Typically, an employee can’t trademark, patent or copyright anything they create for their employer. They can’t profit from this work beyond their compensation from that employer. All intellectual property rights for those ideas, creations or inventions belong to the employer. This is often known as “work made for hire.”
As a business owner, you likely stipulate these things somewhere in your employment contracts. If you bring in independent contractors to work on individual projects or rely on them regularly, you can also include them in their contracts. Whether your employees are creating software or writing advertising copy, this can prevent them from taking their work and selling it to a competitor or anyone else without your permission (at least without consequences).
What if there’s no contractual relationship?
Where business owners sometimes let down their guard is when someone does work for them more informally and there’s no contractual employment relationship. Say a friend was between jobs and agreed to do some photography that you used on your website. Do they have the right to sell those photos to a competitor or copyright them?
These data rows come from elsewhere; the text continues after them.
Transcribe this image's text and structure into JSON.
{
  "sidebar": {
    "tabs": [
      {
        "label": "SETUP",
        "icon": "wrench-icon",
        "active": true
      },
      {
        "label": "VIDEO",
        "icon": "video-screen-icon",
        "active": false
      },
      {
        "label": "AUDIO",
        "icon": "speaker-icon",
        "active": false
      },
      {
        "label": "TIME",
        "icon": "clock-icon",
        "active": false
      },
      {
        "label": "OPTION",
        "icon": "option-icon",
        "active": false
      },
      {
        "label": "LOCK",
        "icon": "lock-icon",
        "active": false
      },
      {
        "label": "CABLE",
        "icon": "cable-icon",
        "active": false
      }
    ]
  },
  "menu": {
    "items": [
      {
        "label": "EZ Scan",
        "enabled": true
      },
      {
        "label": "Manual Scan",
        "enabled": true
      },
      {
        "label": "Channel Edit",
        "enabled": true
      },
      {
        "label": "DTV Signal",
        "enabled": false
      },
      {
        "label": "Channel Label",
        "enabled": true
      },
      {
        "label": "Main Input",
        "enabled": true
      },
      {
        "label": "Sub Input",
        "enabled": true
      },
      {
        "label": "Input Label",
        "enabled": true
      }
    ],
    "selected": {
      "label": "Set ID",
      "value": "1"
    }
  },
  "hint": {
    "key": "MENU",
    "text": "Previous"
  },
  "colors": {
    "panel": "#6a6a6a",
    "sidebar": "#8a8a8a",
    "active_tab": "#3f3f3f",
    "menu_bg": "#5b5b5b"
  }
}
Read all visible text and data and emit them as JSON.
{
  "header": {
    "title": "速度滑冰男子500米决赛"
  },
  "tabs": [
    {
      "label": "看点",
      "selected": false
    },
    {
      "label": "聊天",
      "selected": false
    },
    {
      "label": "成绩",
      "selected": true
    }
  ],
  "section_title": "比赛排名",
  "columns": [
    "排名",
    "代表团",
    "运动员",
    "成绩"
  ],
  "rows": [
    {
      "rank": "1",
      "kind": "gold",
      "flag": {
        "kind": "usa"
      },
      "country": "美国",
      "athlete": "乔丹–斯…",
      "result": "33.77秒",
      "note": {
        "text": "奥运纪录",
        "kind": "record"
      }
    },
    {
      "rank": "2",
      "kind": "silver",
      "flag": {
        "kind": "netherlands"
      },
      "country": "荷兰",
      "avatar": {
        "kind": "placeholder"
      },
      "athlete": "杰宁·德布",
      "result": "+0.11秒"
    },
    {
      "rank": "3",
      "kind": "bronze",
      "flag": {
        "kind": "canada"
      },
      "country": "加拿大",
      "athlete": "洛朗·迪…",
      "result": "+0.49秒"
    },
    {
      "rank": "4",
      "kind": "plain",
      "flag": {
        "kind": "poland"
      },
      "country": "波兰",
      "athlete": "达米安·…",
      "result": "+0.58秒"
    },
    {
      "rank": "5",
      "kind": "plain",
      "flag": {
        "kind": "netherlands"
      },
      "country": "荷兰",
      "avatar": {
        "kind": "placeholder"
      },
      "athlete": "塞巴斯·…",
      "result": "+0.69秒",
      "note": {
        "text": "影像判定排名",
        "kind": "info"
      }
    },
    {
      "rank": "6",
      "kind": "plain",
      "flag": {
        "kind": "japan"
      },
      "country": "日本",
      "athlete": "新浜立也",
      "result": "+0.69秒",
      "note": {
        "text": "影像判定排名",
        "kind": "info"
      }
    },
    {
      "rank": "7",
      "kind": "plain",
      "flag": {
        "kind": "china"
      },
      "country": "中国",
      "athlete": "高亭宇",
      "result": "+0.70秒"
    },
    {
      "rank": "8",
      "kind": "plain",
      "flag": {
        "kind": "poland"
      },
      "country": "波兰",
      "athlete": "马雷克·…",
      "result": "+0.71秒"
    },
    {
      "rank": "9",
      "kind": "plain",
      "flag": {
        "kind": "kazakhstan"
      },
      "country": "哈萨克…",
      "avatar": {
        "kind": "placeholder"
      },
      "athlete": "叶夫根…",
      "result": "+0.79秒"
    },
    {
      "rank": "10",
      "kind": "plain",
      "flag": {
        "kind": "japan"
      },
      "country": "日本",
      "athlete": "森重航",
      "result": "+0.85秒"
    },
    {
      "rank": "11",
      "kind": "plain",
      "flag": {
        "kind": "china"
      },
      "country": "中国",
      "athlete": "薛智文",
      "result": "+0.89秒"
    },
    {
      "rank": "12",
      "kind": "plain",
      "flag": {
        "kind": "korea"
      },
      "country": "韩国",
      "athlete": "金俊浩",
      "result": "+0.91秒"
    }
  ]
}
That’s where the “work made for hire” concept isn’t as clear. If you ended up in court with them to prevent them from selling their work to another business and therefore blurring your branding, you’d likely have to provide solid evidence of an employment relationship.
You can see why it’s crucial to have a solid contract with anyone who is going to work for you. That’s particularly true if they’re going to create something that they might want to share (with or without compensation) with others.